ALEXANDRIA, Va. (WUSA) -- One of the battleground states in this campaign is Virginia where the presidential candidates and their running mates have made many stops in the closing weeks of the campaign. But the Commonwealth is also the site of a hotly contested Senate race.
This race is absolutely critical because it could very well determine which party will control the Senate. Just to give you an idea of how big a deal it is nationally, more than $50 million have been poured into this race from outside groups. That's more than any other congressional contest in the country.
Over the last year of campaigning, almost every poll has put this race in a dead heat. But a new poll released on Monday gave Democrat Tim Kaine a slight edge over his Republican opponent George Allen. 49 percent to 46 percent favored Kaine, with 4 percent of voters still undecided. Those undecided voters could very well make the difference. This race is razor close and that poll is well within the margin of error.
Tuesday, George Allen voted at Washington Mill Elementary School before heading down to Richmond to watch the returns come in. It will likely be a late, nerve-wracking night.
In 2006, Allen lost the race for this very senate seat by less than 9000 votes. You know he would hate to have that happen again.

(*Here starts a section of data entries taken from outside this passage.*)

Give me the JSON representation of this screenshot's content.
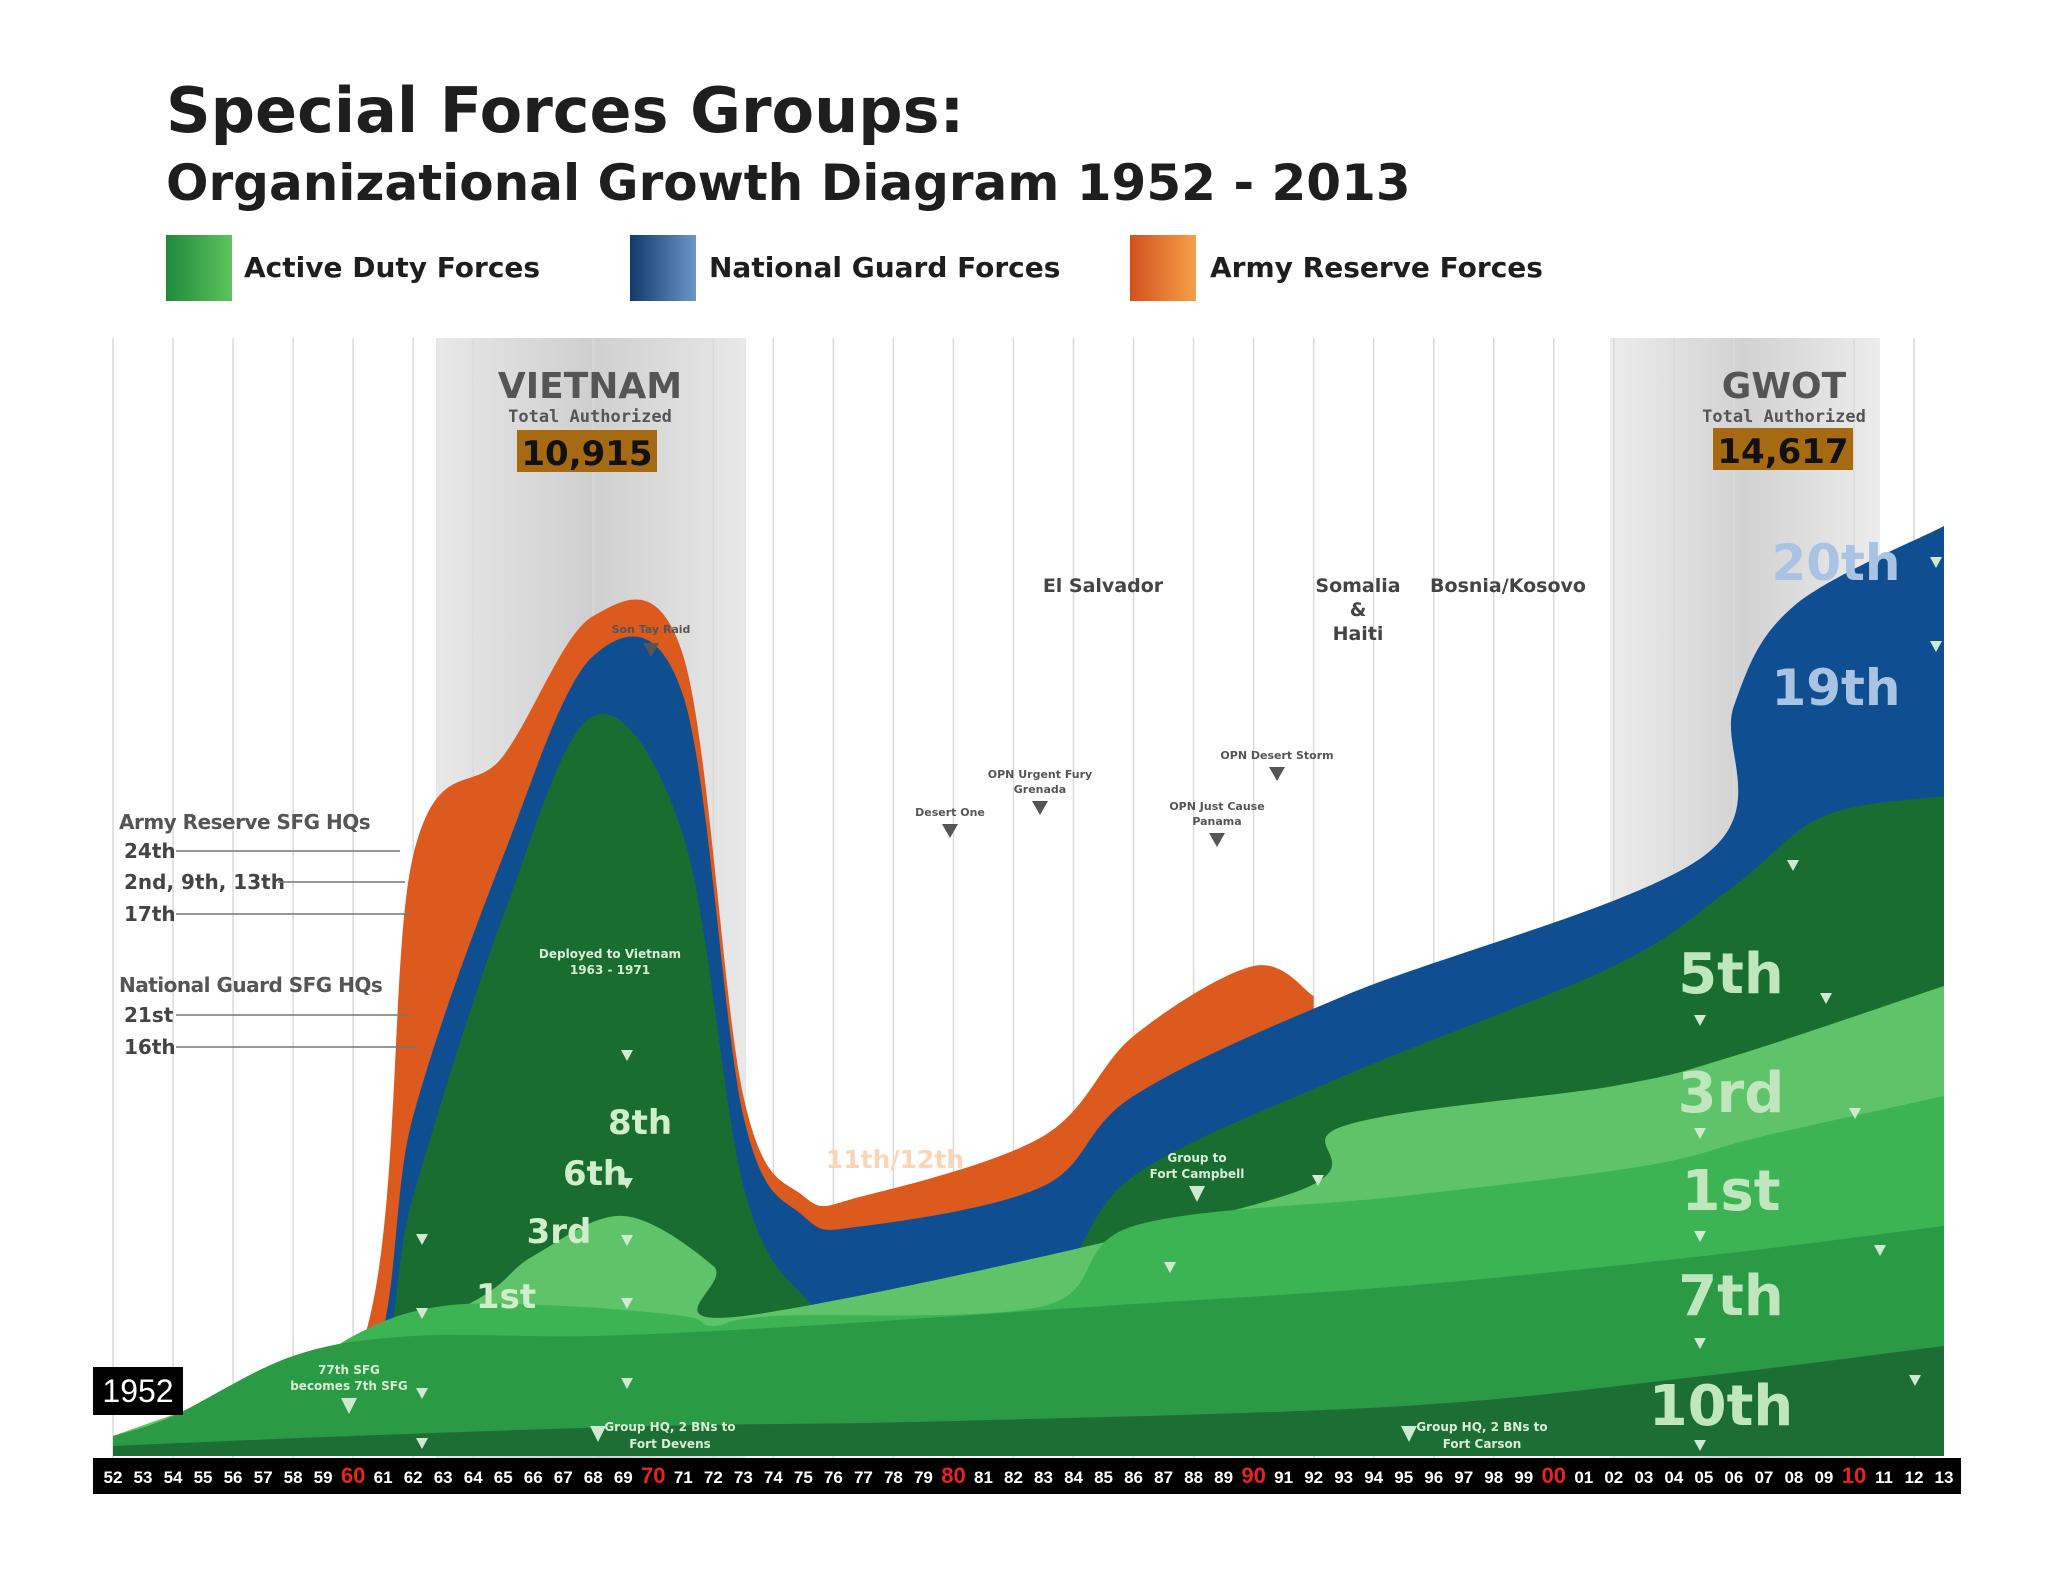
{
  "header": {
    "title": "Special Forces Groups:",
    "subtitle": "Organizational Growth Diagram 1952 - 2013"
  },
  "legend": [
    {
      "label": "Active Duty Forces",
      "color_start": "#1e8a3c",
      "color_end": "#5cc45a"
    },
    {
      "label": "National Guard Forces",
      "color_start": "#123a6b",
      "color_end": "#6b96c8"
    },
    {
      "label": "Army Reserve Forces",
      "color_start": "#d4501e",
      "color_end": "#f5a048"
    }
  ],
  "eras": [
    {
      "name": "VIETNAM",
      "sub": "Total Authorized",
      "total": "10,915",
      "start": 1962,
      "end": 1972
    },
    {
      "name": "GWOT",
      "sub": "Total Authorized",
      "total": "14,617",
      "start": 2001,
      "end": 2010
    }
  ],
  "events": {
    "el_salvador": "El Salvador",
    "somalia": "Somalia",
    "amp": "&",
    "haiti": "Haiti",
    "bosnia": "Bosnia/Kosovo",
    "son_tay": "Son Tay Raid",
    "desert_one": "Desert One",
    "urgent_fury_1": "OPN Urgent Fury",
    "urgent_fury_2": "Grenada",
    "just_cause_1": "OPN Just Cause",
    "just_cause_2": "Panama",
    "desert_storm": "OPN Desert Storm"
  },
  "side_labels": {
    "reserve_head": "Army Reserve SFG HQs",
    "reserve_items": [
      "24th",
      "2nd, 9th, 13th",
      "17th"
    ],
    "guard_head": "National Guard SFG HQs",
    "guard_items": [
      "21st",
      "16th"
    ]
  },
  "annotations": {
    "deployed_1": "Deployed to Vietnam",
    "deployed_2": "1963 - 1971",
    "campbell_1": "Group to",
    "campbell_2": "Fort Campbell",
    "devens_1": "Group HQ, 2 BNs to",
    "devens_2": "Fort Devens",
    "carson_1": "Group HQ, 2 BNs to",
    "carson_2": "Fort Carson",
    "seventy_seven_1": "77th SFG",
    "seventy_seven_2": "becomes 7th SFG"
  },
  "group_labels": {
    "g20": "20th",
    "g19": "19th",
    "g5": "5th",
    "g3_late": "3rd",
    "g1_late": "1st",
    "g7": "7th",
    "g10": "10th",
    "g8": "8th",
    "g6": "6th",
    "g3_early": "3rd",
    "g1_early": "1st",
    "g11_12": "11th/12th"
  },
  "start_label": "1952",
  "year_ticks": [
    "52",
    "53",
    "54",
    "55",
    "56",
    "57",
    "58",
    "59",
    "60",
    "61",
    "62",
    "63",
    "64",
    "65",
    "66",
    "67",
    "68",
    "69",
    "70",
    "71",
    "72",
    "73",
    "74",
    "75",
    "76",
    "77",
    "78",
    "79",
    "80",
    "81",
    "82",
    "83",
    "84",
    "85",
    "86",
    "87",
    "88",
    "89",
    "90",
    "91",
    "92",
    "93",
    "94",
    "95",
    "96",
    "97",
    "98",
    "99",
    "00",
    "01",
    "02",
    "03",
    "04",
    "05",
    "06",
    "07",
    "08",
    "09",
    "10",
    "11",
    "12",
    "13"
  ],
  "decade_ticks": [
    "60",
    "70",
    "80",
    "90",
    "00",
    "10"
  ],
  "colors": {
    "decade_tick": "#e8241c",
    "axis_bar": "#000000",
    "era_shade": "#d6d6d6",
    "total_box": "#a56a12"
  },
  "chart_data": {
    "type": "area",
    "title": "Special Forces Groups: Organizational Growth Diagram 1952 - 2013",
    "xlabel": "",
    "ylabel": "",
    "xlim": [
      1952,
      2013
    ],
    "layers_bottom_to_top": [
      {
        "name": "10th",
        "component": "Active Duty",
        "fill": "#1c6e34",
        "points": [
          [
            1952,
            0.1
          ],
          [
            1960,
            0.2
          ],
          [
            1970,
            0.3
          ],
          [
            1980,
            0.35
          ],
          [
            1995,
            0.5
          ],
          [
            2005,
            0.8
          ],
          [
            2013,
            1.1
          ]
        ]
      },
      {
        "name": "7th",
        "component": "Active Duty",
        "fill": "#2a9a44",
        "points": [
          [
            1952,
            0.2
          ],
          [
            1954,
            0.4
          ],
          [
            1958,
            1.0
          ],
          [
            1962,
            1.2
          ],
          [
            1968,
            1.2
          ],
          [
            1975,
            1.3
          ],
          [
            1985,
            1.5
          ],
          [
            1995,
            1.7
          ],
          [
            2005,
            2.0
          ],
          [
            2013,
            2.3
          ]
        ]
      },
      {
        "name": "1st",
        "component": "Active Duty",
        "fill": "#3db453",
        "points": [
          [
            1952,
            0.2
          ],
          [
            1956,
            0.4
          ],
          [
            1960,
            1.2
          ],
          [
            1963,
            1.5
          ],
          [
            1967,
            1.5
          ],
          [
            1971,
            1.4
          ],
          [
            1972,
            1.3
          ],
          [
            1974,
            1.4
          ],
          [
            1983,
            1.5
          ],
          [
            1986,
            2.3
          ],
          [
            1995,
            2.6
          ],
          [
            2003,
            2.9
          ],
          [
            2007,
            3.2
          ],
          [
            2013,
            3.6
          ]
        ]
      },
      {
        "name": "3rd",
        "component": "Active Duty",
        "fill": "#5fc36a",
        "points": [
          [
            1952,
            0.2
          ],
          [
            1963,
            1.4
          ],
          [
            1966,
            2.0
          ],
          [
            1969,
            2.4
          ],
          [
            1972,
            1.9
          ],
          [
            1973,
            1.4
          ],
          [
            1991,
            2.6
          ],
          [
            1993,
            3.3
          ],
          [
            2002,
            3.7
          ],
          [
            2006,
            4.0
          ],
          [
            2013,
            4.7
          ]
        ]
      },
      {
        "name": "5th",
        "component": "Active Duty",
        "fill": "#1a6d31",
        "points": [
          [
            1952,
            0.2
          ],
          [
            1960,
            0.3
          ],
          [
            1962,
            2.6
          ],
          [
            1965,
            5.4
          ],
          [
            1968,
            7.4
          ],
          [
            1971,
            6.2
          ],
          [
            1973,
            2.7
          ],
          [
            1975,
            1.6
          ],
          [
            1977,
            1.4
          ],
          [
            1983,
            1.7
          ],
          [
            1986,
            2.8
          ],
          [
            1993,
            3.8
          ],
          [
            2002,
            4.9
          ],
          [
            2006,
            5.7
          ],
          [
            2009,
            6.4
          ],
          [
            2013,
            6.6
          ]
        ]
      },
      {
        "name": "National Guard",
        "component": "National Guard",
        "fill": "#0f4f91",
        "points": [
          [
            1952,
            0.2
          ],
          [
            1960,
            0.6
          ],
          [
            1962,
            3.4
          ],
          [
            1965,
            6.0
          ],
          [
            1968,
            8.0
          ],
          [
            1971,
            7.6
          ],
          [
            1973,
            3.4
          ],
          [
            1975,
            2.4
          ],
          [
            1977,
            2.3
          ],
          [
            1983,
            2.7
          ],
          [
            1986,
            3.6
          ],
          [
            1993,
            4.6
          ],
          [
            2005,
            6.0
          ],
          [
            2006,
            7.5
          ],
          [
            2008,
            8.5
          ],
          [
            2013,
            9.3
          ]
        ]
      },
      {
        "name": "11th/12th",
        "component": "Army Reserve",
        "fill": "#dc5a1e",
        "points": [
          [
            1952,
            0.2
          ],
          [
            1960,
            0.9
          ],
          [
            1962,
            6.0
          ],
          [
            1965,
            7.0
          ],
          [
            1968,
            8.4
          ],
          [
            1971,
            8.0
          ],
          [
            1973,
            3.6
          ],
          [
            1975,
            2.6
          ],
          [
            1977,
            2.6
          ],
          [
            1983,
            3.2
          ],
          [
            1986,
            4.2
          ],
          [
            1990,
            4.9
          ],
          [
            1992,
            4.6
          ]
        ]
      }
    ]
  }
}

But it's going to be close. The former governor is up against another former governor Democrat Tim Kaine. Tuesday morning he led by example, casting his vote in Richmond. His last few campaign stops have been all about "getting out the vote" and reminding Virginians about the state's new voter identification law.
There's been a steady stream of voters throughout the morning at this precinct in Mount Vernon. But the biggest crowds and the longest lines were here before the polls even opened. By 6 a.m., nearly 200 people were lined up to vote outside Washington Mill Elementary School.
Virginia's Republican candidate for senate, George Allen, welcomed the sight: "It's great to see, you know driving up..." Allen continued to campaign all the way to the voting booth, and he made sure, as tempting as it might be, not to cut in line.
Every last vote will count in this race. So remember when you come to vote be sure to bring a valid ID. The polls in Virginia are open from 6 a.m. to 7 p.m.